この記事のポイント
- まず結論:妊娠中の運動は 「経過順調なら適度にOK」「転倒・激しい運動は避ける」「始める前に医師に確認」
- ウォーキング・マタニティヨガ・水中運動などが向く
- 出血・お腹の張り・めまい・破水は運動を中止して受診
- 対象:運動を取り入れたい妊娠中の方
受診・確認のタイミング
日本産科婦人科学会 産科の病気 より:
| 状況 | 連絡先 |
|---|---|
| 運動を始めてよいか迷う | かかりつけ産科医に確認 |
| 切迫早産・前置胎盤・高血圧と言われた | 産科医(運動を控える相談) |
| 運動中に出血・強い張り・腹痛 | ただちに中止し産院に連絡 |
| めまい・動悸・息切れが強い | 中止して休む・続けば受診 |
| 破水したと感じた | すぐ産院に連絡 |
重要:妊娠中の運動は「経過が順調」「医師の許可」が前提です。

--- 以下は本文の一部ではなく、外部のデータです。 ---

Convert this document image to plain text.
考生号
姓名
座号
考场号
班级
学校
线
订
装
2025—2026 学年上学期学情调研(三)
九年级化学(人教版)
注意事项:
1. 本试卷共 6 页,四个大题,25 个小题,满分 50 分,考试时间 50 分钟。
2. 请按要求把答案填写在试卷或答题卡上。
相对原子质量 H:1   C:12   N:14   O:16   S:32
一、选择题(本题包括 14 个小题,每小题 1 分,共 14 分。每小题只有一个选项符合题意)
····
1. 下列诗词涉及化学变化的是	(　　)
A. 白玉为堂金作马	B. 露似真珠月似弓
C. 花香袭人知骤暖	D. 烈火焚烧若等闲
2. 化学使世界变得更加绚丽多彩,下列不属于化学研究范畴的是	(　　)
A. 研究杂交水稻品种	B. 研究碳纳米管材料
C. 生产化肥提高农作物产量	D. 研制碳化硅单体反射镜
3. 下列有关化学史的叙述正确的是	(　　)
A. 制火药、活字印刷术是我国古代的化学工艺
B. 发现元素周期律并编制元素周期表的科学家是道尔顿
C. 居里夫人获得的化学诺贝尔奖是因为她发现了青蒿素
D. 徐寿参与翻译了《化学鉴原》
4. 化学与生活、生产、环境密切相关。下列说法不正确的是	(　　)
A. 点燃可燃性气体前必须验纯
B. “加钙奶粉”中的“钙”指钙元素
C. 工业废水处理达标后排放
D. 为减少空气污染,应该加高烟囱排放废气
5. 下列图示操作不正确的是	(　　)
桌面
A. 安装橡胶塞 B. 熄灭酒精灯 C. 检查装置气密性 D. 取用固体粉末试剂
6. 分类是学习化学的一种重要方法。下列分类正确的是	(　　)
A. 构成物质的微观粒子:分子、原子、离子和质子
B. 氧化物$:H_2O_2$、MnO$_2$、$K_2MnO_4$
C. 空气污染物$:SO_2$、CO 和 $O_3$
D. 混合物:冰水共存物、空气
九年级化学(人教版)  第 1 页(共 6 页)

リスクを指摘されている場合は自己判断で運動せず、必ず産科医に相談してください。
妊娠中の運動のメリット
こども家庭庁 母子保健 より:
期待できること
- 体重の過度な増加を防ぐ
- 気分転換・ストレス軽減
- お産に向けた体力・筋力づくり
- 腰痛・むくみ・便秘の予防に役立つことも
「経過順調」が前提
- 健診で問題がないことが基本
- 始める前に医師に確認
- 体調に合わせて無理なく
向いている運動
厚生労働省 身体活動・運動ガイド より:
比較的安全とされる運動
- ウォーキング(無理のないペース)
- マタニティヨガ・マタニティビクス
- 水中運動・マタニティスイミング
- ストレッチ
行うときのコツ
- 水分補給・休憩をこまめに
- 「会話できる程度」の強度を目安に
- 体が温まりすぎない環境で
避けたい運動・注意点
日本産科婦人科学会 市民向け情報 より:
避けたほうがよい運動
- 転倒・衝突のリスクが高い運動(球技・スキー等)
- 激しい・息が上がりすぎる運動
- お腹を圧迫する動き・長時間の仰向け
体調への配慮
- 疲れたら休む・無理をしない
- 暑い日・体調不良時は控える
- 後期は体のバランスが変わり転倒に注意
運動を中止すべきサイン
日本産科婦人科学会 産科の病気 より:
すぐ中止して受診
- 性器出血
- お腹の強い張り・腹痛
- めまい・強い動悸・息切れ
- 破水を疑う
- 胎動が減った
やってはいけないこと
| やってはいけないこと | 理由 |
|---|---|
| リスクを指摘されているのに自己判断で運動する | 切迫早産等を招くおそれ |
| 転倒・衝突リスクの高い運動をする | お腹への衝撃・転倒の危険 |
| 息が上がるほど激しく運動する | 母体・胎児に負担 |
| 出血・張りがあるのに続ける | ただちに中止し受診を |
| 水分・休憩をとらず無理をする | 脱水・体調悪化のリスク |
よくある誤解
Q. 妊娠中は安静にしていたほうがいい?
A. 経過が順調なら適度な運動はむしろ役立ちます。ただしリスクがある場合は安静が必要なことも。医師に確認を。
Q. どんな運動がいい?
A. ウォーキング・マタニティヨガ・水中運動などが向きます。転倒・衝突リスクの高い運動は避けましょう。
Q. いつから・いつまでできる?
A. 週数や経過で異なります。始める前と継続中も医師に確認し、体調に合わせて調整しましょう。
Q. 運動中に張りや出血が出たら?
A. ただちに中止して産院に連絡を。我慢して続けるのは禁物です。
Q. どこに相談すればいい?
A. 運動の可否・種目は かかりつけ産科医、運動中の異変は 産院・救急に相談してください。
この記事の根拠
- 日本産科婦人科学会 市民のみなさまへ
- 日本産科婦人科学会 産科の病気
- こども家庭庁 母子保健
- 厚生労働省 健康づくりのための身体活動・運動ガイド
まとめ
- 妊娠中の運動は 「経過順調なら適度にOK」「医師に確認」が前提
- ウォーキング・マタニティヨガ・水中運動が向く
- 転倒・衝突・激しい運動・長時間の仰向けは避ける
- 出血・張り・めまい・破水・胎動減少は中止して受診
- 可否は かかりつけ産科医に相談を
大切なお知らせ:本記事は公的機関・学会の発信情報をもとに012.kids編集部が独自にまとめた一般情報です。運動の可否は一人ひとりの経過で異なります。必ずかかりつけ産科医にご相談のうえ行ってください。